G7 Nations Form Nuclear Fuel Alliance to Isolate Russia

An agreement has been reached between the UK, US, Canada, Japan, and France at the Nuclear Energy Forum at the G7 in Sapporo, Japan, aimed at isolating Putin’s Russia from the international nuclear energy market. Five of the seven nations will collaborate to undermine Russia’s grip on supply chains by leveraging their respective resources and capabilities of each country’s civil nuclear power sectors. The agreement will support the stable supply of fuels for today’s needs and guarantee the safe and secure development and deployment of fuels for the advanced reactors of tomorrow.

The objective of the agreement is to push Putin out of the nuclear fuel market entirely, cutting off another means for him to fund further attacks on Ukraine and leaving Russia out in the cold. The agreement will also strengthen the respective nuclear energy sectors of the five nations, key to boosting their domestic energy security and bringing down electricity bills for their citizens.

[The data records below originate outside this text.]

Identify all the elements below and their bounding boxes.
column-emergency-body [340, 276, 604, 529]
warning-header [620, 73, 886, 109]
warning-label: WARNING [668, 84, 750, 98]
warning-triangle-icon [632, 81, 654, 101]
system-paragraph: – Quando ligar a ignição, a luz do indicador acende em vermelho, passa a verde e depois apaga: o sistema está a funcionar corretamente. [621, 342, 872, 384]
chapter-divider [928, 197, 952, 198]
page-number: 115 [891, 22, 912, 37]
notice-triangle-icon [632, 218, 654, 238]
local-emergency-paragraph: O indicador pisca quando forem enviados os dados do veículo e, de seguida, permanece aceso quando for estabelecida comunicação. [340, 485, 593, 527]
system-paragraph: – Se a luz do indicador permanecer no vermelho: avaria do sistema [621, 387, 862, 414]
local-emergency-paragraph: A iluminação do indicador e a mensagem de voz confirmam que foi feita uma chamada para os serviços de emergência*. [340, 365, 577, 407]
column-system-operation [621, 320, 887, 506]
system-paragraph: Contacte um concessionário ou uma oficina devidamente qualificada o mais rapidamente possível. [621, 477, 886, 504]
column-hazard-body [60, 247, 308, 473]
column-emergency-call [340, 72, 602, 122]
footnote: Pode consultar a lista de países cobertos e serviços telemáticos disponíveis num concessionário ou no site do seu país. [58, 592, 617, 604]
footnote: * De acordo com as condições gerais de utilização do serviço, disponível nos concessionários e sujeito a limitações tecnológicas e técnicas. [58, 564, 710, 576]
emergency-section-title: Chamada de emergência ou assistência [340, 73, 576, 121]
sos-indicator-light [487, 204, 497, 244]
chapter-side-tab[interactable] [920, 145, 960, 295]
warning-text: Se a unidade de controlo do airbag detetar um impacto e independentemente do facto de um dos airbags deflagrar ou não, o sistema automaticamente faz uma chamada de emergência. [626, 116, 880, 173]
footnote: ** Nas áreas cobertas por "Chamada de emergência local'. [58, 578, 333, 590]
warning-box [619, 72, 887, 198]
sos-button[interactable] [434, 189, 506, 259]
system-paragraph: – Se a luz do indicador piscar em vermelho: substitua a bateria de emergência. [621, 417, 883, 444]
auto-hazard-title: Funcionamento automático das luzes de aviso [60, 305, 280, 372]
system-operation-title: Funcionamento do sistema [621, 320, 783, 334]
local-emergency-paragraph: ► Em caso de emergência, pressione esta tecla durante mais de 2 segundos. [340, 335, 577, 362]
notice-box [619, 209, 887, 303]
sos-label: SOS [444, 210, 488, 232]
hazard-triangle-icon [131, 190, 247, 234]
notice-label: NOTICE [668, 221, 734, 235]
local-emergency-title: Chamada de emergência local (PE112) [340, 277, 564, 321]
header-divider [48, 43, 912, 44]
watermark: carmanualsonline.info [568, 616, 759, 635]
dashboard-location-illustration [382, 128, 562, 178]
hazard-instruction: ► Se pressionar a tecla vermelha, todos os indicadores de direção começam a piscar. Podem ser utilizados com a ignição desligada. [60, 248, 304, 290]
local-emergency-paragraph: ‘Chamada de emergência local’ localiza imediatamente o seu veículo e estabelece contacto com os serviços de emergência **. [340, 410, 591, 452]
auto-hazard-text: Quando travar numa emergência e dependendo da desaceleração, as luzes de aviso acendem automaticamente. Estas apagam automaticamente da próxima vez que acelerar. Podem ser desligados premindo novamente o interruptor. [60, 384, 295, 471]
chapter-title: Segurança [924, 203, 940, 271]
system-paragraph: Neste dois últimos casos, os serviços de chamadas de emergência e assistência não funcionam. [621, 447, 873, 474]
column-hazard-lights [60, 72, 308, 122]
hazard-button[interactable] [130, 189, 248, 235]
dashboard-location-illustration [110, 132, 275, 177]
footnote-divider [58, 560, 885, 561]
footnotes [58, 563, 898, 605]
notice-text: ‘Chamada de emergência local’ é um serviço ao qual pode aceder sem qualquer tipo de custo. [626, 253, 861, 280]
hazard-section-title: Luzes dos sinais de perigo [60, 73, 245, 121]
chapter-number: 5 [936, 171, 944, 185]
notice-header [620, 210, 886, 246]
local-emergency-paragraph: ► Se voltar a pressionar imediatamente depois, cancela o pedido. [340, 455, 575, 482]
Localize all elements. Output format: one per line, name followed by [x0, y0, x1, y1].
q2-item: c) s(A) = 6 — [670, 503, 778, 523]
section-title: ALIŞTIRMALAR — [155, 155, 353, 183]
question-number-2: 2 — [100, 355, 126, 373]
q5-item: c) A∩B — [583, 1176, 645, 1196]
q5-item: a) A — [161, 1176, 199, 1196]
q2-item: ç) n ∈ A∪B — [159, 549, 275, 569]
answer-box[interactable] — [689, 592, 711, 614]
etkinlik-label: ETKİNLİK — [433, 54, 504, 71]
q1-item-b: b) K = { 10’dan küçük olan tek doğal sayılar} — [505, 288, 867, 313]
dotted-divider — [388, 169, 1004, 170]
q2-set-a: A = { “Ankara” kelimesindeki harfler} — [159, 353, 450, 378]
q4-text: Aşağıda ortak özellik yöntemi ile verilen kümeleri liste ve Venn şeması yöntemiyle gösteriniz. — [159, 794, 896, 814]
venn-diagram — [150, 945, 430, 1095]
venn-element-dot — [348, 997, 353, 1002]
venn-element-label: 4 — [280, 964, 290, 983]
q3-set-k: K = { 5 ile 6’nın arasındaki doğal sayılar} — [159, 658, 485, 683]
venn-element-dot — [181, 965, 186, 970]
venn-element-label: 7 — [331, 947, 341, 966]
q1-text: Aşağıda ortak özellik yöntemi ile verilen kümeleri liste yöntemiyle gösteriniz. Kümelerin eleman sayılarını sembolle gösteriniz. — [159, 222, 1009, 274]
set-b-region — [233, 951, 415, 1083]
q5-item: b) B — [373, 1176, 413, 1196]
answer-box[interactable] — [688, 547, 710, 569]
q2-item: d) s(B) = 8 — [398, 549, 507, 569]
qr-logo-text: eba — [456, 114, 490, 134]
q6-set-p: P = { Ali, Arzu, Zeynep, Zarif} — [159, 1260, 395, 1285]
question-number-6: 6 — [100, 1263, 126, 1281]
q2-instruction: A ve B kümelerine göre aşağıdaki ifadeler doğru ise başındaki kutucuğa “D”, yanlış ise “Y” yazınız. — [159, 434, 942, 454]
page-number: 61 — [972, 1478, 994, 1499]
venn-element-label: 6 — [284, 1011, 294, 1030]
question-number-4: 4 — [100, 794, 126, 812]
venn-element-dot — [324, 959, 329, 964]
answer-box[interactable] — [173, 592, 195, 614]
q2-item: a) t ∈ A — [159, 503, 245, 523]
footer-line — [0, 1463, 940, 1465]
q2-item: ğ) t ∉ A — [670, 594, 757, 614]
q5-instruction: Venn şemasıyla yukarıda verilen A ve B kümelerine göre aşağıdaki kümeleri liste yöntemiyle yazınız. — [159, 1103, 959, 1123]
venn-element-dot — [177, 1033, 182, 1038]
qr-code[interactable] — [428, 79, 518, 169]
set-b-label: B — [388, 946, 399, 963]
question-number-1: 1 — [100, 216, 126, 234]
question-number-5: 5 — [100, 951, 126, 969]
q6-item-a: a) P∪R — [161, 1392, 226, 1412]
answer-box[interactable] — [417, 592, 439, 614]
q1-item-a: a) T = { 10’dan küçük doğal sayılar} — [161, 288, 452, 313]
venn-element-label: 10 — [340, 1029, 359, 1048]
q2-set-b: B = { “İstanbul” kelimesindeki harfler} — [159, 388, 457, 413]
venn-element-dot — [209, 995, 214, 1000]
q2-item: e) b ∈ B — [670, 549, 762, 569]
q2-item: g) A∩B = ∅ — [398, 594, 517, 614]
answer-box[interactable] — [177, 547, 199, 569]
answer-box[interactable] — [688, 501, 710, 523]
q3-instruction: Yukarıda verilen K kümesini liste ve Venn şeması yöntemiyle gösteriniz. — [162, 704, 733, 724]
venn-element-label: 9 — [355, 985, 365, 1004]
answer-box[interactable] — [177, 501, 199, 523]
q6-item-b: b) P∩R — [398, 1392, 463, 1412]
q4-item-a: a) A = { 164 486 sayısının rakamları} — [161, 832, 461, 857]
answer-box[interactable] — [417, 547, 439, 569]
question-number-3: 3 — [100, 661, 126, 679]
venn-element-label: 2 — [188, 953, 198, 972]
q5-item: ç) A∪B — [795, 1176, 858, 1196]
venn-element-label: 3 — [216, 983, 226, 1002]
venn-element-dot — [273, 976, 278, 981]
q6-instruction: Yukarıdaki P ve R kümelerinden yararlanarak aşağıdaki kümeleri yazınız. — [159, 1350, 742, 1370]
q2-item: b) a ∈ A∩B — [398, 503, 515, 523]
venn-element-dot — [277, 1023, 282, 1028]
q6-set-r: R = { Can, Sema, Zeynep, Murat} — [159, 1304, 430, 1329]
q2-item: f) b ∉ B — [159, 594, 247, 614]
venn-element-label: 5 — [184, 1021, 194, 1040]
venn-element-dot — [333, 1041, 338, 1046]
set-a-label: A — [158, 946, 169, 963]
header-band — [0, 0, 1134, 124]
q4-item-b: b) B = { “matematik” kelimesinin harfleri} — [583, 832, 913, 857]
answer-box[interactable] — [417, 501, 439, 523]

Nuclear fuel is essential to operate nuclear power stations, which provide around 15% of the UK’s electricity supply, with a target to increase it to 25% by 2050. Speaking at the G7 Energy Ministers’ Meeting in Sapporo, the Energy Security Secretary Grant Shapps said that this agreement, alongside investment in cleaner, cheaper, and more secure renewable energy sources, would be a crucial part of making the UK energy independent.

The UK has been at the forefront of global efforts to support Ukraine, defeat Putin, and ensure neither he nor anyone like him can ever think they can hold the world to ransom over their energy again. The UK is taking proactive steps in this space, including through the Nuclear Fuel Fund, launched in January. It will provide up to £75 million to ensure the UK has the fuel production capabilities needed to support a nuclear renaissance, backing the government’s ambition to secure up to 24GW of nuclear power by 2050.

The UK has decades of expertise in nuclear fuel production, playing a vital role in supporting the energy security of the UK fleet and those of international partners. The agreement at the Nuclear Energy Forum at the G7 in Sapporo will act as a springboard for these five countries to make swift progress, ensuring the secure supply of uranium fuel through the development of shared supply chains that isolate Russia.

At the summit, all nations also agreed to accelerate the phase-out of unabated fossil fuels, with a particular focus on coal, by agreeing to work together to stop new unabated coal plants from being constructed – a G7 first. New collective targets back this for the use of offshore wind and solar energy. The G7 has agreed to increase offshore wind capacity by 150GW and solar PV to 1,000 GW by 2030. The UK will account for a quarter of the offshore wind target, which they are already on track to meet.

Together, the G7 commitments deal a blow to Russia, demonstrating the international resolve to isolate Putin further. As more countries move away from fossil fuels and towards renewables, this will cut off a vital income stream for his regime once and for all. It also means the greater use of cheaper, cleaner, and more secure energy sources will boost energy independence, shield the UK and others from volatile international fossil fuel markets, and ultimately cut the cost of supplying power to homes and people’s bills.

While the agreement supports the respective countries’ nuclear energy sectors, contributing to energy security, it is notable that Germany and Italy did not sign on to the agreement, potentially due to differing views on energy security and a preference for renewable energy sources over nuclear energy.